You can improve your situational sensing:
Increase your observational prowess. Keep a journal to record as much soft data as possible over a fixed period of time. Stay alert to your dark interludes, when for whatever reason your antennae are down and you seem to go on autopilot. Give yourself a second chance to read the data and interpret it. Test your assumptions with others to identify patterns where you tend to misread signals. Widen your lexicon. The depth and breadth of the words you have available to describe a given situation will enable you to more accurately sense what may be going on and also help you remember finer details. Malcolm Gladwell's Blink highlighted many instances where a superior lexicon allows the observers (or wine tasters in one example) to notice, remember and categorize senses to a finer, quicker and more accurate degree. Understand your own network. Pay attention to the origins of information, quality of the information and lens through which your contacts interpret things. Is your network just an echo chamber repeating your views or is it a true source of fresh information? Is your network broad enough to provide all the perspectives you need? Go to the conversations. Don't wait for soft data to come to you. Bring yourself — and your antennae — to the communities that exist and the conversations already occurring throughout your organization. Join weekly sales meetings, drop by lunch groups or walk the halls to listen to what is being talked about — and what is not being talked about (in front of you, anyway).

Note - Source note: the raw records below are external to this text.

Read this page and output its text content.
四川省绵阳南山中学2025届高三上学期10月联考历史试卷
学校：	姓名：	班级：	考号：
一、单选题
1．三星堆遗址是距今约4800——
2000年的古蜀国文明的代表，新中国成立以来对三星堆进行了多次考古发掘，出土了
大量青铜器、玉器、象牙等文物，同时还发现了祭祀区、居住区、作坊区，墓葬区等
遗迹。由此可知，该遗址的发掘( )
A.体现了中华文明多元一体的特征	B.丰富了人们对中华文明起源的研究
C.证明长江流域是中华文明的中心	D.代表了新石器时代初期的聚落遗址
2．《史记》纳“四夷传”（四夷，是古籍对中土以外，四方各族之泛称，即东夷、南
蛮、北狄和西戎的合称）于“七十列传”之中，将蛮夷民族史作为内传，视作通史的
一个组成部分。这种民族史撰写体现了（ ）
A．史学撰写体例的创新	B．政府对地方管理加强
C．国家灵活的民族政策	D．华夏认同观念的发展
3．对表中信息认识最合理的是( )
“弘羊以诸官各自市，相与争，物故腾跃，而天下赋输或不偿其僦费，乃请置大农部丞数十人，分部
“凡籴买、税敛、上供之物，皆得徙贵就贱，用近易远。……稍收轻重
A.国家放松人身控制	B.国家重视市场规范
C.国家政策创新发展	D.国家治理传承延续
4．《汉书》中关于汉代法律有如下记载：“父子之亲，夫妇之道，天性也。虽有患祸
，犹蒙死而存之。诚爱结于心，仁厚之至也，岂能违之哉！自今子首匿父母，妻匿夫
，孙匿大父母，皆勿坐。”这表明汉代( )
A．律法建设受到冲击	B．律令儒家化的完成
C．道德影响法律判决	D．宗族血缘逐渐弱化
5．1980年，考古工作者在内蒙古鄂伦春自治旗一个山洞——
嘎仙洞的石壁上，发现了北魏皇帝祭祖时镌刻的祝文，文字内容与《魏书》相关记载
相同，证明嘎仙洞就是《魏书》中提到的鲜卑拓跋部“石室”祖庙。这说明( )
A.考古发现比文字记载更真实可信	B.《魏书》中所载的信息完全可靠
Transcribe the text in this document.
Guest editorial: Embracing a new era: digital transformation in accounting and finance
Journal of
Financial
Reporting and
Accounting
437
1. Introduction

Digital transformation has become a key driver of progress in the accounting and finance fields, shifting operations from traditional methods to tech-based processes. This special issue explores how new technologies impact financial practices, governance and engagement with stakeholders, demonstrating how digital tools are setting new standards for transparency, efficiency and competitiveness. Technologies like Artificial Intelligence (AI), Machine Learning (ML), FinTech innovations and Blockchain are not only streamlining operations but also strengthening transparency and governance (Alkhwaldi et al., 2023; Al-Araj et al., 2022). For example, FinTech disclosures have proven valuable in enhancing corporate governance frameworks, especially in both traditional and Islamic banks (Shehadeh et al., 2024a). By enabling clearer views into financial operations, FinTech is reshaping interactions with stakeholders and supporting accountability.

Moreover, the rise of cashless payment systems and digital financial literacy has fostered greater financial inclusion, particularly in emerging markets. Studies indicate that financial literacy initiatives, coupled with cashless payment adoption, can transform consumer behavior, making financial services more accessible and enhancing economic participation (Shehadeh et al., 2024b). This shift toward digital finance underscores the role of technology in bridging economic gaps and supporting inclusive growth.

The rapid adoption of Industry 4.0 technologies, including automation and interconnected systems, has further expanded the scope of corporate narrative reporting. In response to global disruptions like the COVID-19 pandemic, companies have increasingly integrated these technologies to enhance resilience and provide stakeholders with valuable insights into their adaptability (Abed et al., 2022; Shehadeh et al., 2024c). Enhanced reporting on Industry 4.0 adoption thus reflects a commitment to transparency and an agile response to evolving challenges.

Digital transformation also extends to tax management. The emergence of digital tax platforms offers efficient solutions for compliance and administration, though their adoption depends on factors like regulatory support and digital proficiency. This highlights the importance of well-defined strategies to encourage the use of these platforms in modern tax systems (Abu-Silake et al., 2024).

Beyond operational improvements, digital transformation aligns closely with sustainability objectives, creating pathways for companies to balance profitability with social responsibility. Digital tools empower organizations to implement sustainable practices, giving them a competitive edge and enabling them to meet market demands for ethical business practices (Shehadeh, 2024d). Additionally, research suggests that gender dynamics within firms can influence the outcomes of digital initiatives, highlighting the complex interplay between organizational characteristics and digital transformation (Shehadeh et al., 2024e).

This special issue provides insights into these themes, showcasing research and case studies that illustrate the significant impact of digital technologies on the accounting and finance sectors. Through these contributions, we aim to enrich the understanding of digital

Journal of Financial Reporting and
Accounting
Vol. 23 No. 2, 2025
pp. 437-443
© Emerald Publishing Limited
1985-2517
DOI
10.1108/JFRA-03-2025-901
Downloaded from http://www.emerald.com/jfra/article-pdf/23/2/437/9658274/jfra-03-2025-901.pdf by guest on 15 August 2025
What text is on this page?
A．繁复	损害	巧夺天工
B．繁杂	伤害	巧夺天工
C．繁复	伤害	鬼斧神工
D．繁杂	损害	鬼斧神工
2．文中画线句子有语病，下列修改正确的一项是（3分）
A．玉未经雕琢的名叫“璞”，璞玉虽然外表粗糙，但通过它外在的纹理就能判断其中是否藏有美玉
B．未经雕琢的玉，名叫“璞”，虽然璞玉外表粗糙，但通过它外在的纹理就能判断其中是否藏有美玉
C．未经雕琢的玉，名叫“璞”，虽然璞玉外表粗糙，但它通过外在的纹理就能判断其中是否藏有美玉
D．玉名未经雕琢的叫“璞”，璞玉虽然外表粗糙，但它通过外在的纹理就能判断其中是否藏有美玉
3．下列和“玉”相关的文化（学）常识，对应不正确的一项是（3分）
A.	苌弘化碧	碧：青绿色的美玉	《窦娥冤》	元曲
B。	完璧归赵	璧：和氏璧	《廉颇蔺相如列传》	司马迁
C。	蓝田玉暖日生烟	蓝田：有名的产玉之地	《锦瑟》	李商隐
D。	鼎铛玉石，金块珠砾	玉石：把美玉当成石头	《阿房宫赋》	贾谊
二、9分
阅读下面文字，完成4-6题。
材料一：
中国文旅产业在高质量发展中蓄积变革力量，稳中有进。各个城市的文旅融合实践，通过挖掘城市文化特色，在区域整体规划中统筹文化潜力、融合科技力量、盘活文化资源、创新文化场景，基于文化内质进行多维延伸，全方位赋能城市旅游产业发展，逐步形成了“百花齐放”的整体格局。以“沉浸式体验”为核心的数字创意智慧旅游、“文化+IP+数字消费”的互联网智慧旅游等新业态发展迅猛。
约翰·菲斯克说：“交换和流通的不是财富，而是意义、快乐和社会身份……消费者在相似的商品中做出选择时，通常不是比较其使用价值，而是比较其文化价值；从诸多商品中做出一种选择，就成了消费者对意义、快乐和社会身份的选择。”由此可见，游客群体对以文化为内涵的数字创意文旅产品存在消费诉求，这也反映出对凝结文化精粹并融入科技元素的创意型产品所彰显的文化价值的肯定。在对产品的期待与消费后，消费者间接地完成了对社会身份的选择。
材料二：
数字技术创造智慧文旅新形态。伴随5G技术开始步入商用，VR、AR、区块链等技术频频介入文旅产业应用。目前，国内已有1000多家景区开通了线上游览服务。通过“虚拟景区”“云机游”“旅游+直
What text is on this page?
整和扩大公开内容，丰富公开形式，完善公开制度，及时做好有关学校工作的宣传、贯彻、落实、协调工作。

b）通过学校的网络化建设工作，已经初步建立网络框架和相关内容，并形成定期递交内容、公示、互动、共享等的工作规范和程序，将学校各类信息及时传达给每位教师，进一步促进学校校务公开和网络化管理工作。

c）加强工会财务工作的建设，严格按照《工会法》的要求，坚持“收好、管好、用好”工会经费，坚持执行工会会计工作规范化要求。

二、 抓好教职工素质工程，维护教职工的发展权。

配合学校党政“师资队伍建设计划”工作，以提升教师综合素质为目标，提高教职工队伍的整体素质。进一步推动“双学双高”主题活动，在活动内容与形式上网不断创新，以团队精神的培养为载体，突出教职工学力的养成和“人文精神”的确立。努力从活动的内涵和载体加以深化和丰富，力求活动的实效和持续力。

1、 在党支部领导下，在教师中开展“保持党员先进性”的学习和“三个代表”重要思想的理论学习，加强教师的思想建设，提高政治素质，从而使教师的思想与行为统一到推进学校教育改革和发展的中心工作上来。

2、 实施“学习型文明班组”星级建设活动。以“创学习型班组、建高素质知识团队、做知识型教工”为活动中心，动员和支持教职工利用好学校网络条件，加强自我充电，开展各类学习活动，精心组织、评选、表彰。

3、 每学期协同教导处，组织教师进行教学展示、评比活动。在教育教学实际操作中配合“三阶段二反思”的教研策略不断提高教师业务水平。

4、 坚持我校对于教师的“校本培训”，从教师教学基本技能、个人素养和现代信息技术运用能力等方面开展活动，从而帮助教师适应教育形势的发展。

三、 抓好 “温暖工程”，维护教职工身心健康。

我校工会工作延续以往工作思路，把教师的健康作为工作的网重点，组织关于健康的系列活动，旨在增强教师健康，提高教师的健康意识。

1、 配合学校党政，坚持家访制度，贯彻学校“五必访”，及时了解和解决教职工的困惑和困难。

Ask the difficult questions. You already know what you would like to uncover (innovative thinking, hard work, loyalty, determination), and you, like all of us, have filters that cause you to see the world in a certain way. To cut through these barriers you need to ask the tough questions — those questions that make people nervous or for which you may be a bit afraid to hear the answers. If you don't reveal the elephants in every room — repeatedly — then you will quickly go the way of every historic regime that believed its own rhetoric and carried on eating cake. We all know a Captain Oblivious. Sometimes this leader's problem lies in personal stubbornness or is born from too lofty a view of his or her own purpose. Sometimes the leader's heart beats too loudly and drowns out external voices, and occasionally Captain Oblivious just lacks curiosity and is aloof to the surrounding world. Whatever the root, the same chain of frustration, mockery and poor results will flow. Clearly, we all have our own Captain Oblivious moments as we get overwhelmed by the challenges we face or as we too quickly proceed from a bias for action. So make sure you tune in more consistently to read your leadership context effectively. Successful leaders also rewritecontext in order to achieve the organization's goals. But that is a topic for another day.